Meetup.com. Ask anyone at Meetup.com what their company’s about and they’ll say the same thing: “We help people use the Internet to get off the Internet and form community,” as CEO Scott Heiferman puts it.

Heiferman, who’s successfully sold off two previous companies, started Meetup in the aftermath of 9/11, when he was struck by the sense of community he found as people looked up from their screens and faced one another. With a few friends who were underemployed in the ensuing downturn, he rented space at the corner of Lafayette and Spring, and spent three months building a computer platform that would help people with similar interests find one another and arrange meetings.

Since then, Meetup has grown from five employees to 55, and from one Meetup group to more than 44,000.

Clickable.com. What do you do after you cash out of the Internet biz? First maybe you go to the beach, then maybe you write a book, or even a series – then maybe you ring your old business buddy and ask if he wants to get back into the game.

At least that was the path taken by David Kidder, who started Clickable.com in 2006, with his friend Munish Gandhi. The company is a “Web-service tech play that’s also in the advertising sector,” says marketing VP Max Kalehoff – a rough translation is that they help small- and medium-size business spend their Internet advertising dollars wisely.

Backed by Union Square and Pequot, the company went to market earlier this year, and has already sold more than 700 “live” accounts.

“We’ll be building out our teams to scale up,” says Kalehoff. In shorthand, that means they expect to be hiring.

Etsy.com. Based in a loft space in Brooklyn’s DUMBO is the fast-growing Etsy.com. A 3-year-old site that’s like an eBay for artisans selling handcrafted goods, it was conceived by Rob Kalin, a painter and photographer who couldn’t find a place to sell his work online.

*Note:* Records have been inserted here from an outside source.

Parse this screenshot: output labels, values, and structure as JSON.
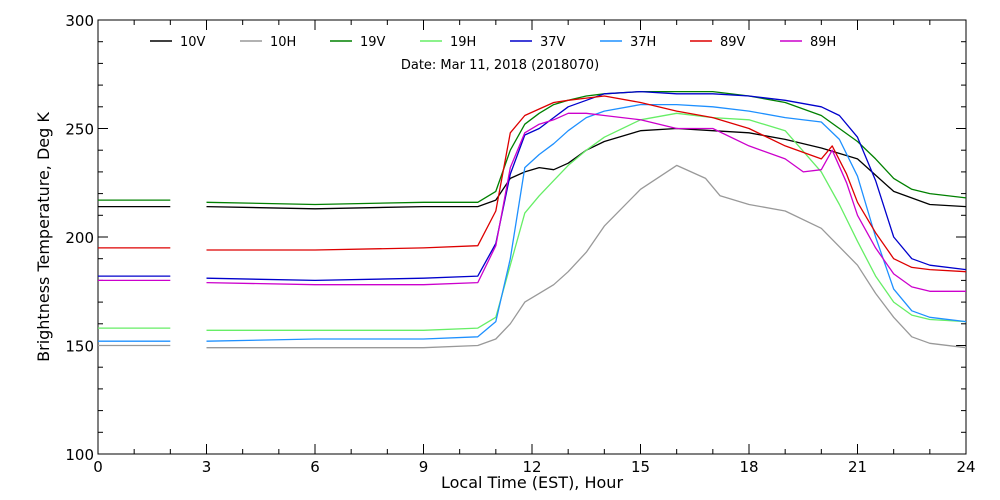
{
  "chart_data": {
    "type": "line",
    "title": "",
    "subtitle": "Date: Mar 11, 2018 (2018070)",
    "xlabel": "Local Time (EST), Hour",
    "ylabel": "Brightness Temperature, Deg K",
    "xlim": [
      0,
      24
    ],
    "ylim": [
      100,
      300
    ],
    "xticks": [
      0,
      3,
      6,
      9,
      12,
      15,
      18,
      21,
      24
    ],
    "yticks": [
      100,
      150,
      200,
      250,
      300
    ],
    "grid": false,
    "legend_position": "top",
    "series": [
      {
        "name": "10V",
        "color": "#000000",
        "x": [
          0,
          1.2,
          2,
          2,
          3,
          6,
          9,
          10.5,
          11,
          11.4,
          11.8,
          12.2,
          12.6,
          13,
          13.5,
          14,
          15,
          16,
          17,
          18,
          19,
          20,
          21,
          22,
          23,
          24
        ],
        "y": [
          214,
          214,
          214,
          null,
          214,
          213,
          214,
          214,
          217,
          227,
          230,
          232,
          231,
          234,
          240,
          244,
          249,
          250,
          249,
          248,
          245,
          241,
          236,
          221,
          215,
          214
        ]
      },
      {
        "name": "10H",
        "color": "#999999",
        "x": [
          0,
          1.2,
          2,
          2,
          3,
          6,
          9,
          10.5,
          11,
          11.4,
          11.8,
          12.2,
          12.6,
          13,
          13.5,
          14,
          15,
          16,
          16.8,
          17.2,
          18,
          19,
          20,
          21,
          21.5,
          22,
          22.5,
          23,
          24
        ],
        "y": [
          150,
          150,
          150,
          null,
          149,
          149,
          149,
          150,
          153,
          160,
          170,
          174,
          178,
          184,
          193,
          205,
          222,
          233,
          227,
          219,
          215,
          212,
          204,
          187,
          174,
          163,
          154,
          151,
          149
        ]
      },
      {
        "name": "19V",
        "color": "#008000",
        "x": [
          0,
          1.2,
          2,
          2,
          3,
          6,
          9,
          10.5,
          11,
          11.4,
          11.8,
          12.2,
          12.6,
          13,
          13.5,
          14,
          15,
          16,
          17,
          18,
          19,
          20,
          20.5,
          21,
          21.5,
          22,
          22.5,
          23,
          24
        ],
        "y": [
          217,
          217,
          217,
          null,
          216,
          215,
          216,
          216,
          221,
          240,
          252,
          257,
          261,
          263,
          265,
          266,
          267,
          267,
          267,
          265,
          262,
          256,
          250,
          244,
          236,
          227,
          222,
          220,
          218
        ]
      },
      {
        "name": "19H",
        "color": "#66ee66",
        "x": [
          0,
          1.2,
          2,
          2,
          3,
          6,
          9,
          10.5,
          11,
          11.4,
          11.8,
          12.2,
          12.6,
          13,
          13.5,
          14,
          15,
          16,
          17,
          18,
          19,
          20,
          20.5,
          21,
          21.5,
          22,
          22.5,
          23,
          24
        ],
        "y": [
          158,
          158,
          158,
          null,
          157,
          157,
          157,
          158,
          163,
          187,
          211,
          219,
          226,
          233,
          240,
          246,
          254,
          257,
          255,
          254,
          249,
          230,
          215,
          198,
          182,
          170,
          164,
          162,
          161
        ]
      },
      {
        "name": "37V",
        "color": "#0000cc",
        "x": [
          0,
          1.2,
          2,
          2,
          3,
          6,
          9,
          10.5,
          11,
          11.4,
          11.8,
          12.2,
          12.6,
          13,
          13.5,
          14,
          15,
          16,
          17,
          18,
          19,
          20,
          20.5,
          21,
          21.5,
          22,
          22.5,
          23,
          24
        ],
        "y": [
          182,
          182,
          182,
          null,
          181,
          180,
          181,
          182,
          197,
          229,
          247,
          250,
          255,
          260,
          263,
          266,
          267,
          266,
          266,
          265,
          263,
          260,
          256,
          246,
          226,
          200,
          190,
          187,
          185
        ]
      },
      {
        "name": "37H",
        "color": "#1e90ff",
        "x": [
          0,
          1.2,
          2,
          2,
          3,
          6,
          9,
          10.5,
          11,
          11.4,
          11.8,
          12.2,
          12.6,
          13,
          13.5,
          14,
          15,
          16,
          17,
          18,
          19,
          20,
          20.5,
          21,
          21.5,
          22,
          22.5,
          23,
          24
        ],
        "y": [
          152,
          152,
          152,
          null,
          152,
          153,
          153,
          154,
          161,
          190,
          232,
          238,
          243,
          249,
          255,
          258,
          261,
          261,
          260,
          258,
          255,
          253,
          245,
          228,
          200,
          176,
          166,
          163,
          161
        ]
      },
      {
        "name": "89V",
        "color": "#dd0000",
        "x": [
          0,
          1.2,
          2,
          2,
          3,
          6,
          9,
          10.5,
          11,
          11.4,
          11.8,
          12.2,
          12.6,
          13,
          13.5,
          14,
          15,
          16,
          17,
          18,
          19,
          20,
          20.3,
          20.7,
          21,
          21.5,
          22,
          22.5,
          23,
          24
        ],
        "y": [
          195,
          195,
          195,
          null,
          194,
          194,
          195,
          196,
          212,
          248,
          256,
          259,
          262,
          263,
          264,
          265,
          262,
          258,
          255,
          250,
          242,
          236,
          242,
          229,
          216,
          202,
          190,
          186,
          185,
          184
        ]
      },
      {
        "name": "89H",
        "color": "#cc00cc",
        "x": [
          0,
          1.2,
          2,
          2,
          3,
          6,
          9,
          10.5,
          11,
          11.4,
          11.8,
          12.2,
          12.6,
          13,
          13.5,
          14,
          15,
          16,
          17,
          18,
          19,
          19.5,
          20,
          20.3,
          20.7,
          21,
          21.5,
          22,
          22.5,
          23,
          24
        ],
        "y": [
          180,
          180,
          180,
          null,
          179,
          178,
          178,
          179,
          196,
          232,
          248,
          252,
          254,
          257,
          257,
          256,
          254,
          250,
          250,
          242,
          236,
          230,
          231,
          240,
          225,
          210,
          195,
          183,
          177,
          175,
          175
        ]
      }
    ]
  }
}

Since Kalin, now 28, launched the site with three friends, Etsy’s grown from three to 60 employees, and provides virtual stores for more than 120,000 craftspeople. With a recent influx of cash ($27 million from Accel Partners) the company’s busy expanding its infrastructure and hiring geeks.

Bubble trouble?

If by now you’re thinking this sounds an awful lot like the hype around Silicon Alley before the NASDAQ crashed, it’s worth pointing out that there are some significant differences. Then, the Internet was mostly a one-way street rather than a dynamic, interactive medium; online advertising barely existed and it was rare to rely on the Web for news, social networking, or checking out pix and flix.

Still, the question remains: With all this growth, is there another bubble aloft that’s likely to burst?

Venture capitalists don’t seem to think so.

“New technologies are creating fundamental shifts in the way we do business,” says Heitzmann. “Companies are being forced to find new ways to be creative, that’s not likely to stop.”

Folks at Etsy doubt that people will stop buying affordable, hand-crafted things. And for his part, Heiferman of Meetup seems to have no fear.

“This company’s built to last, not built to flip,” he says.